4. Fortinet (FTNT): The Hardware Refresh No One Modeled
Fortinet (NASDAQ:FTNT) is the pure-play beneficiary of two colliding forces: a hardware refresh cycle for the #1 firewall leader with 55% unit market share, and an AI threat environment that requires appliances actually capable of inspecting encrypted traffic at line rate. FortiOS 8.0 shipped with AI-driven security and quantum-safe capabilities, and Fortinet is integrated with NVIDIA on BlueField-3 DPUs for AI Factory security and is an Anthropic Project Glasswing partner.
Q1 FY26 was the tell. Product revenue exploded 41% year over year to $645.10 million, billings grew 31% year over year to $2.09 billion, and free cash flow hit a record $1.01 billion, up 26.32% year over year.
Shares are up 102.47% year-to-date, and Fortinet returned $823 million in Q1 buybacks. But the payoff pick is what the AI agents themselves actually run on.
5. Cloudflare (NET): The Network Every AI Agent Runs On
If Cramer’s thesis is that AI shocks keep coming, Cloudflare (NYSE:NET) is the pick that turns the entire scenario upside down. CEO Matthew Prince put it bluntly: “AI is driving a fundamental re-platforming of the Internet and a paradigm shift in how software is created and consumed; it’s shaping up to be the biggest tailwind we’ve ever seen in Cloudflare’s history.” He followed with the line every portfolio manager should tape to a monitor: “If agents are the new users of the web, Cloudflare is the platform they run on and the network they pass through.” Cloudflare just cut 1,100 employees to rebuild itself as an agentic AI-first company.
The Q1 FY26 earnings report from May 7, 2026 validated the pivot. Revenue hit $639.75 million, up 33.5% year over year, current RPO grew 34% year over year, and free cash flow of $84.07 million was up 59.03% year over year. Q4 FY25 closed the largest ACV deal in company history at $42.5 million per year.

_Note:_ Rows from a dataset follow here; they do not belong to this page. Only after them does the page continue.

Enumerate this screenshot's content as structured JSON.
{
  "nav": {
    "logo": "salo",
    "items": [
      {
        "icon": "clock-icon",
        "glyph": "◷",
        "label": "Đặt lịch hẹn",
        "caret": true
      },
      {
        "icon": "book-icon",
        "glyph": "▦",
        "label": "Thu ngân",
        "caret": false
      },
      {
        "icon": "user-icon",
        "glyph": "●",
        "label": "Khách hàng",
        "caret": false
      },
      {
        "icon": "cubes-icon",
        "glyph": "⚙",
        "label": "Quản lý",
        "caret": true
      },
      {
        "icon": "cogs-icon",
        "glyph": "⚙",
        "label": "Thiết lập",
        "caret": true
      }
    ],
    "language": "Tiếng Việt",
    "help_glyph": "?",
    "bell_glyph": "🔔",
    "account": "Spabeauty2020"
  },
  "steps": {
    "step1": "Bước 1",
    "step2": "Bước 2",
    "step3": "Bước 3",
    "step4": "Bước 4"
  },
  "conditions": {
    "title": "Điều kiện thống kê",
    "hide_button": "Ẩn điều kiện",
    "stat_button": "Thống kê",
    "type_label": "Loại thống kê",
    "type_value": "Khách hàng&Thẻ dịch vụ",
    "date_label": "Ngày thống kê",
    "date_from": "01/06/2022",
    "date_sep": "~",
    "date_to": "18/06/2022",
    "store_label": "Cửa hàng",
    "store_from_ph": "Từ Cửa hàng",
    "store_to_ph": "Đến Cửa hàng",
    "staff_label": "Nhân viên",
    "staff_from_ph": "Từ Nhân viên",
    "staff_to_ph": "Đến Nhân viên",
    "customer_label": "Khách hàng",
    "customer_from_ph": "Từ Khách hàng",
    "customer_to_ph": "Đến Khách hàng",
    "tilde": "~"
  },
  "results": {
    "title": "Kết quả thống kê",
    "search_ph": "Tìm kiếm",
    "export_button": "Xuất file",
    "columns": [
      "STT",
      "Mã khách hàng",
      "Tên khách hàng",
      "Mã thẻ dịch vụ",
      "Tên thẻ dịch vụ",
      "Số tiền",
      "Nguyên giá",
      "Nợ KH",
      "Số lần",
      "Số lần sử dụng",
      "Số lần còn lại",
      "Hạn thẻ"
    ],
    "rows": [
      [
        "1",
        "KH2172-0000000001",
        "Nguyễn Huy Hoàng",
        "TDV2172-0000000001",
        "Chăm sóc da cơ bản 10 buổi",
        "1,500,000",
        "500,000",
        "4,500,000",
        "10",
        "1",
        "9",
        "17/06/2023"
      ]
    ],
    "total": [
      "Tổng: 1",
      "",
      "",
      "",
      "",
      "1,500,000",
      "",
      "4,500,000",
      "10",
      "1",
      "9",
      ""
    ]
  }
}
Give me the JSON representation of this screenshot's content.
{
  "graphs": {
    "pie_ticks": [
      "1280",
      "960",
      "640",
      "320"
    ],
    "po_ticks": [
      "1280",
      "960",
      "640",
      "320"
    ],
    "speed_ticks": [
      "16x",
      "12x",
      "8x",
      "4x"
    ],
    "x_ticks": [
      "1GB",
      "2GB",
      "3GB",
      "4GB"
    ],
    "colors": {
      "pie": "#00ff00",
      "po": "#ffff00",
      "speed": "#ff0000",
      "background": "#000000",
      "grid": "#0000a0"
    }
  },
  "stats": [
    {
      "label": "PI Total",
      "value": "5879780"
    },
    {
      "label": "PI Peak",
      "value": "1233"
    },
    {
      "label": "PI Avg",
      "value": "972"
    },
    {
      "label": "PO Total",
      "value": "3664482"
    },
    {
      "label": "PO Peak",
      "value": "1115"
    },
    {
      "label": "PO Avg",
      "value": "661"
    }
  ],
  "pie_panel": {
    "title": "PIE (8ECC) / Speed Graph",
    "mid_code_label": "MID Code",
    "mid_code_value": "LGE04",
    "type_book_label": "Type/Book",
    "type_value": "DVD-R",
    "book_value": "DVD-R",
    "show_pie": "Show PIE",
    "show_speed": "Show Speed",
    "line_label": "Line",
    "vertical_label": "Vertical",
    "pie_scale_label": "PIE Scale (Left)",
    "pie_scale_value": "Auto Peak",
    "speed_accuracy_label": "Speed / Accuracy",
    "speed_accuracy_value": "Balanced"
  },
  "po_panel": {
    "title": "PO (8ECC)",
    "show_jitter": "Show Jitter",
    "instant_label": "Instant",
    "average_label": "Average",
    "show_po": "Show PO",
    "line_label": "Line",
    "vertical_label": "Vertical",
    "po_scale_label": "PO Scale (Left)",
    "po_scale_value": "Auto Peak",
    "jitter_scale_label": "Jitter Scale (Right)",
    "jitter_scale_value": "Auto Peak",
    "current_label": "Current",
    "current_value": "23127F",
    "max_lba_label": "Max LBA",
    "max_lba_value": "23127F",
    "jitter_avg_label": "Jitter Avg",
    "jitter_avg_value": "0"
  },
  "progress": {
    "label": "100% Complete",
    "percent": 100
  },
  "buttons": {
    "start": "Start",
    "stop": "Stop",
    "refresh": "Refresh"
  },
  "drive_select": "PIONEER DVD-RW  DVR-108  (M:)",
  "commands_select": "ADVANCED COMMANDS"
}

Shares are up 38.2% year-to-date and 43.54% over the last year. Every AI agent that pings the internet raises the toll Cloudflare collects.
The Bottom Line
Cramer’s “another DeepSeek” framing is the base case. Enterprise budgets are already redirecting toward the layer that governs frontier models and rogue agents, and the stock action is already reflecting it: PANW up 92.18%, FTNT up 102.47%, and CRWD up 73.87% year-to-date, while ZS still trails its own fundamentals. The next AI shock is a matter of when. These are the five names sitting in the line of fire.